The Diary of Miss Idilia presents the reader with an unusual problem. The writing is entirely comprehensible, the tale it tells couldn’t be easier to follow. The tricky bit, though, comes with trying to work out what on earth the book is.
In 1851, 17-year-old Idilia Dubb was on holiday in the Rhineland with her middle-class Edinburgh family when one morning she disappeared. A lengthy search found nothing, and her parents returned home. Then, in 1860, workmen restoring Lahneck castle outside Coblenz discovered her remains at the top of a seemingly inaccessible tower. Near the body was Idilia’s diary, which recorded in tones of increasing anguish how she’d climbed up a wooden staircase, and how it had collapsed immediately afterwards, leaving her stranded without food, water or means of escape.
Despite widespread public interest, the Dubbs wouldn’t allow Idilia’s diary to be published — partly because it was so rude about them — and it eventually ended up the property of a private trust in Scotland, where it was recently tracked down by an American academic. Now, with Swedish and German translations already available, the original version, as edited at the time by Idilia’s friend, Genevieve Hill, finally makes its British debut…
Or at least that’s the story. Yet surely even the most credulous reader wouldn’t get too far here without smelling several large rats. In its full form, the diary tells not only of Idilia’s terrible last days, but of the whole holiday, beginning with the journey up the Rhine by steamer. No sooner have the Dubbs set off than Idilia has a dream that prefigures her later fate with eerie precision. Plenty of other foreshadowing devices then follow, of the kind more commonly found in, say, fiction.
More suspiciously still, the narrative is completely action-packed. Idilia narrowly escapes rape on a regular basis, and get entangled in at least three love triangles.

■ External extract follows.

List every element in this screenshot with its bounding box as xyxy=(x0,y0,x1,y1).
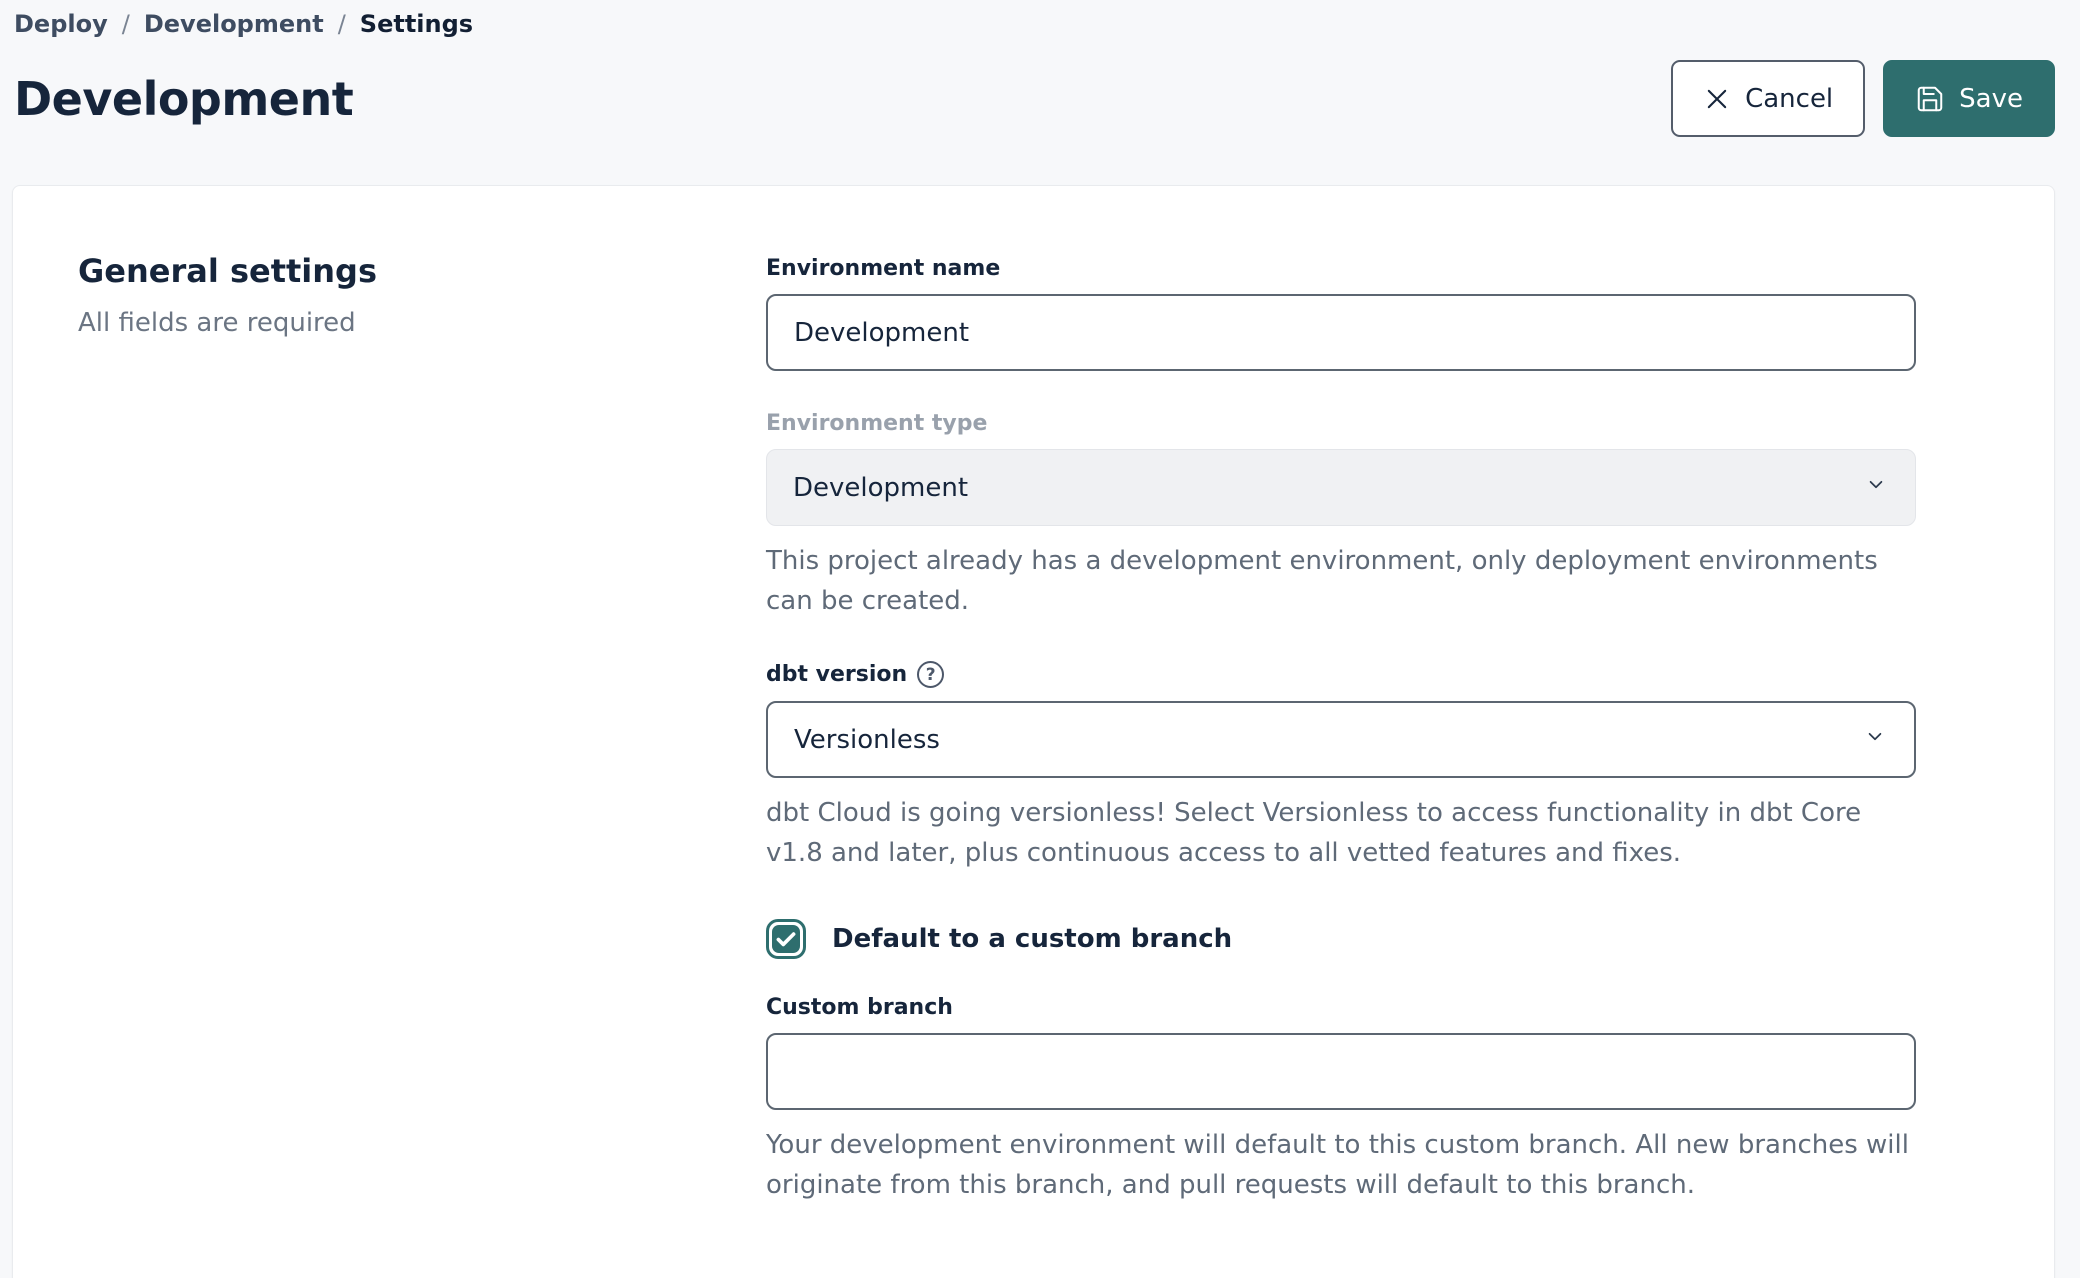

When her younger sister falls overboard, one hunky suitor jumps in and saves the girl seconds before she’s sucked into the steam paddles. After Idilia dines ashore with the same man, Christian Bach, the couple miss the next sailing and take days to catch the boat up — getting into any number of neatly escalating scrapes, and causing Idilia to compare herself (accurately) to ‘the heroine in a romantic novel’.
So, could it be that Genevieve Hill made up the whole backstory, thereby fulfilling what we learn in an afterword was her dream of writing adventure stories? Well, maybe — except that much of the diary doesn’t feel all that Victorian. Christian’s face, Idilia tells us, ‘looked good enough to eat’, which is good news because ‘for seventeen years I have felt myself to be a loser’. Now, like many a chick-lit heroine after her, she can be herself at last. She can stop being ‘nice, boring Idilia’ and just have some fun with a man ‘who can make me laugh’. (She can also, apparently, coin the word ‘snooty’ 50 years before its first recorded use.)
Short Books convincingly claim to have no proof that The Diary of Miss Idilia is not what it seems — which is why they’re publishing it as straight non-fiction, with only a rather coy closing note that its ‘authenticity can never be entirely verified’. The result is both a genuine literary curiosity and, not least, a highly enjoyable read. (Amid all the implausibly gothic thrills, Idilia also serves up a pretty impressive travelogue.) Yet, whether these pleasures are enough to banish — or compensate for — the accompanying sense of being taken for a sucker will, I suspect, depend purely on the personality of the individual reader.